Block energy leaks inside and outside your home
When people decide to plug up drafts in their homes, they usually think of making changes inside their houses. While those efforts, like caulking or adding weather stripping, are effective in reducing heat loss, there’s plenty that can be done shoring up the home’s exterior as well.
Checking for holes and cracks in the exterior is important. Although searching from the inside out is helpful, it doesn’t reveal everything. Check for cracks where the siding meets the foundation as well as anywhere wires, cables or fuel lines go into the house. These are places that may be fine one year, then open the next due to simple wear on the home.
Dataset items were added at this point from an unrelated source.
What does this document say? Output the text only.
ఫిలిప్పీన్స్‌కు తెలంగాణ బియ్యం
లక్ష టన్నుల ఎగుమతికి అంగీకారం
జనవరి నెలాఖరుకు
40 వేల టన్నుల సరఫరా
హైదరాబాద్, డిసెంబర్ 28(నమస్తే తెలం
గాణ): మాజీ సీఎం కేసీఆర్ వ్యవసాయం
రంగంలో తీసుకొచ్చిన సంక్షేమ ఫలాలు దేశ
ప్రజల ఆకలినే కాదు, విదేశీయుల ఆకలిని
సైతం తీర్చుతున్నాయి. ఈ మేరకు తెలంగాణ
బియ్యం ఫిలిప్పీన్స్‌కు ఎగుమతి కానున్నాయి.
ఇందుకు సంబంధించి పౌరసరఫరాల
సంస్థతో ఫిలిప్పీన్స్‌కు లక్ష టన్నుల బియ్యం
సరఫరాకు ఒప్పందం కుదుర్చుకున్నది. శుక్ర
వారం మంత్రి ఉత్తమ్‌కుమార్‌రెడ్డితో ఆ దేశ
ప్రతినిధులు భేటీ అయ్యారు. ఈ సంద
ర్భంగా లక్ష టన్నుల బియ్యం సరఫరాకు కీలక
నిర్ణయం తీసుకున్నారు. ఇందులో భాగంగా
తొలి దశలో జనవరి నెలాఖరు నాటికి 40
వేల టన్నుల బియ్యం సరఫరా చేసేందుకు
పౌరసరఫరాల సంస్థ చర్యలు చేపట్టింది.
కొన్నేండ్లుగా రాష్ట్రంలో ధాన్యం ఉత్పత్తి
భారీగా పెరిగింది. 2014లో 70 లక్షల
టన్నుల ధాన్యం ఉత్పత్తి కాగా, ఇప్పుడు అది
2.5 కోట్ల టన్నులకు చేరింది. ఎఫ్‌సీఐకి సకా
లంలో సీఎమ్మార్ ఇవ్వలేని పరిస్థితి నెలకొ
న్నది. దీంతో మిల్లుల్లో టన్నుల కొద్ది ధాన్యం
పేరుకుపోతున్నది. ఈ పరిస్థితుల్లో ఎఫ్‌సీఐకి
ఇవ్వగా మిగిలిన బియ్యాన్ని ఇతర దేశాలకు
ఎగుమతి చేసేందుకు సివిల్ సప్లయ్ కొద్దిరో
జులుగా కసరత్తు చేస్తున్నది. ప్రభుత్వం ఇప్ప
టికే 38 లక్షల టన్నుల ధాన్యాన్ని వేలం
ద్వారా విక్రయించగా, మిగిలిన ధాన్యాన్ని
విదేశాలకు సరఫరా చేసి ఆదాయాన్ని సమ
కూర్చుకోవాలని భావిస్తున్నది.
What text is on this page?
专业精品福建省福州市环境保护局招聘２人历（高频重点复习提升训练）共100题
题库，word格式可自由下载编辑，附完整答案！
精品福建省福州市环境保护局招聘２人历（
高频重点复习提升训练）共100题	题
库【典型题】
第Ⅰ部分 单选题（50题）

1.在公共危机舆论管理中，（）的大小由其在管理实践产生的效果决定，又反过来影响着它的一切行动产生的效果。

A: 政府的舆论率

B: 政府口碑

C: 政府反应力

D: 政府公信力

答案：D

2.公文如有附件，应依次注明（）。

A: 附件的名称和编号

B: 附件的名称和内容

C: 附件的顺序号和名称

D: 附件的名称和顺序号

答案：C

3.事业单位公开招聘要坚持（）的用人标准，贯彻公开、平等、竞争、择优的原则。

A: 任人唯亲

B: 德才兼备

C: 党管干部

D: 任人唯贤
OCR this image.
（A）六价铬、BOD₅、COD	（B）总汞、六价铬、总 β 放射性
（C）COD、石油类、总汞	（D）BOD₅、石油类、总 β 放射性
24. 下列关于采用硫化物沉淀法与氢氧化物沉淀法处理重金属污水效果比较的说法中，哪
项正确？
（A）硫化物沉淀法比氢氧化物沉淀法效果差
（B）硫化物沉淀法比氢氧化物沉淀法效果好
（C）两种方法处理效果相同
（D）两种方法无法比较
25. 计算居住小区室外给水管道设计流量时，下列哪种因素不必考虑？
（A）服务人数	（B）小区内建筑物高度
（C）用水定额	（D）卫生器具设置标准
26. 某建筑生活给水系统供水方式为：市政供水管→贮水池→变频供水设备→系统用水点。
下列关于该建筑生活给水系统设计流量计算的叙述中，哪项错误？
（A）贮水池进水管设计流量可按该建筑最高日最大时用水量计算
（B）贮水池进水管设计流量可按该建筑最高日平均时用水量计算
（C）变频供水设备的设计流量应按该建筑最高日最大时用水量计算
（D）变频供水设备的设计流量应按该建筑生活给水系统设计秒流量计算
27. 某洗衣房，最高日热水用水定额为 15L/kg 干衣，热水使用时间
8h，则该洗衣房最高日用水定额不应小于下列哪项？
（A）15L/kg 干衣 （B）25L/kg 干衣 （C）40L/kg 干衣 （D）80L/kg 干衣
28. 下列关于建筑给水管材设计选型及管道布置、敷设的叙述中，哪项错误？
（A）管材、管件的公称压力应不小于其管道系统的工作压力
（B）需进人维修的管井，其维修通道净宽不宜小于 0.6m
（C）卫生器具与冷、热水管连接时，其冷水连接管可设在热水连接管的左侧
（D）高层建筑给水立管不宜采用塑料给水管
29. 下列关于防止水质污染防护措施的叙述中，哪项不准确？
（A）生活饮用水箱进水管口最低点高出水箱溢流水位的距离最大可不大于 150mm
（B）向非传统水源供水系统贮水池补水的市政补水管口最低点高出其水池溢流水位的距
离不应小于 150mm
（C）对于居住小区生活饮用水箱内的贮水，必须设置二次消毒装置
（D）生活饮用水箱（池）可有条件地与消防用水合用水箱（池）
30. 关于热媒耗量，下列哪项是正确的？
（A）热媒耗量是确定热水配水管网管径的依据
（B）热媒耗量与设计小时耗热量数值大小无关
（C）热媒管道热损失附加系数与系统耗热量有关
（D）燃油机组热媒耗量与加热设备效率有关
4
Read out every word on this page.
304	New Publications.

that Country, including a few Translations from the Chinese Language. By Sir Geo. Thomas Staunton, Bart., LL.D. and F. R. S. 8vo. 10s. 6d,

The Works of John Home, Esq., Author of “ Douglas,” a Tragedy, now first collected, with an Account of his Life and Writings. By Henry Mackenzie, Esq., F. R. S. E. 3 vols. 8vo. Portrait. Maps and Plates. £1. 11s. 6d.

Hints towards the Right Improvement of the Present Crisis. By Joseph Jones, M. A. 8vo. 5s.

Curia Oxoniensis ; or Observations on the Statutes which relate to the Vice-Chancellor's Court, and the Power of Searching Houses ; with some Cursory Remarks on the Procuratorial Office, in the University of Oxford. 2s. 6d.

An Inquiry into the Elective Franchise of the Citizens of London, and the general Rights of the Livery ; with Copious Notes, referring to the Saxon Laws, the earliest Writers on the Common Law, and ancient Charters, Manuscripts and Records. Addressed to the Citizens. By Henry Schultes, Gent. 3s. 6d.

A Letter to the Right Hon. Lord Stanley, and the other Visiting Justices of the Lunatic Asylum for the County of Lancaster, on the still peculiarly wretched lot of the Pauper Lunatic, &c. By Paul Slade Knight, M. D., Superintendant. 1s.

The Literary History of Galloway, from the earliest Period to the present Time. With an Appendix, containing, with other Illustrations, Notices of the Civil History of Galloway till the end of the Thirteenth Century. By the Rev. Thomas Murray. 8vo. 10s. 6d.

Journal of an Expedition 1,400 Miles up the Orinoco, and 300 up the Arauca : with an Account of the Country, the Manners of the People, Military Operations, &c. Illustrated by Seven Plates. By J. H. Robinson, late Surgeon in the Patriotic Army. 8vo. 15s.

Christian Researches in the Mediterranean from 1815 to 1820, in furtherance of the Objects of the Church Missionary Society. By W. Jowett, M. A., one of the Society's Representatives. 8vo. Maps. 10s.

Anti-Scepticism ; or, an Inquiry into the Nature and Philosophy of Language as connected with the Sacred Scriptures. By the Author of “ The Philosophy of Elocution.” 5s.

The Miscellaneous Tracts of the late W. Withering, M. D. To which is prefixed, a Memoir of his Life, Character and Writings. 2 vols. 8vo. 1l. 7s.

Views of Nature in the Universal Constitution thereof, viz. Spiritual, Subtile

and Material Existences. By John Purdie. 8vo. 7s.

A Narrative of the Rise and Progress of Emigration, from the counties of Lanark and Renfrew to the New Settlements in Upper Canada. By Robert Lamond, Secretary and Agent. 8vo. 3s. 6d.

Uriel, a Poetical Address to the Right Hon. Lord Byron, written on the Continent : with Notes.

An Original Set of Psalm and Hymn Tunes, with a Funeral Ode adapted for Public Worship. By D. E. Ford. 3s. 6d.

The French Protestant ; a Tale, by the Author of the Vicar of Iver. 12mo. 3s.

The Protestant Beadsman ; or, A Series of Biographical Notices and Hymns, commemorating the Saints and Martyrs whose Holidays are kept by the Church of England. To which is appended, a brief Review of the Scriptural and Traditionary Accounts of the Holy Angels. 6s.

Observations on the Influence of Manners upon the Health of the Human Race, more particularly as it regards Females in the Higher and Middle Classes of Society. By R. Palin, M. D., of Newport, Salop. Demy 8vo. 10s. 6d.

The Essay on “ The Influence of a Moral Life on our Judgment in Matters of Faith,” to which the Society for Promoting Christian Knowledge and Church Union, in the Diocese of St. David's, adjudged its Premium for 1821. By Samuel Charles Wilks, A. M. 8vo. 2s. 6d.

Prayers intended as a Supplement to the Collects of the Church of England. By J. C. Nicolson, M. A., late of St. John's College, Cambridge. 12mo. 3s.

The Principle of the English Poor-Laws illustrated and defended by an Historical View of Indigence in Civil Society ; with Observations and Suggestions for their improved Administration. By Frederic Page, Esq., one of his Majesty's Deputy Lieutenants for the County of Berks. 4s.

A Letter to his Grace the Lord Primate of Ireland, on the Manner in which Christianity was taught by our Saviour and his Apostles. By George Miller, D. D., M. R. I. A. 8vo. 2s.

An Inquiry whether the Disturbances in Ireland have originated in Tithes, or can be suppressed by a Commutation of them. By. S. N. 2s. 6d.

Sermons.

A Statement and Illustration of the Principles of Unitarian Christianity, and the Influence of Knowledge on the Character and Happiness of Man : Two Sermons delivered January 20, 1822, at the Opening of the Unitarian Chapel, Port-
Review the exterior condition of doors and windows. If there’s a gap between the bottom of your door and the floor, you’ll want to block it up. You can purchase a door insulation guard for main entries. To get the maximum benefit, they can be installed on both sides of a door.
For entries that aren’t visible to outsiders or not opened frequently – interior doors that lead to a basement, for instance – you can use a sand-filled door blocker or stuff a towel underneath the door.
Lock every window to ensure the tightest fit between the window and its frame. For added protection from winter weather, think about putting up some heavy curtains that will help keep the cold air from getting into the room.
Check the insulation
If you reside in a house and have access to the attic, take a peek to make sure it’s insulated. Heat rises, so the first place that hot air will escape from is the roof. A well-insulated attic or roof will increase your home’s heat retention.
Insulation materials are available at home improvement stores and can be installed yourself or by a contractor. Make sure your insulation measures at least 7 inches in depth. If there’s existing insulation, this is also a good time to check on its condition, because damaged insulation may cause other problems, including mold.
Once the exterior is put in order to conserve heat, consider outfitting your home’s chilly spots with ceramic heaters. Small electric space heaters are energy efficient and save money on utility bills by adding to the home’s main heating source, but only in places where you need it most.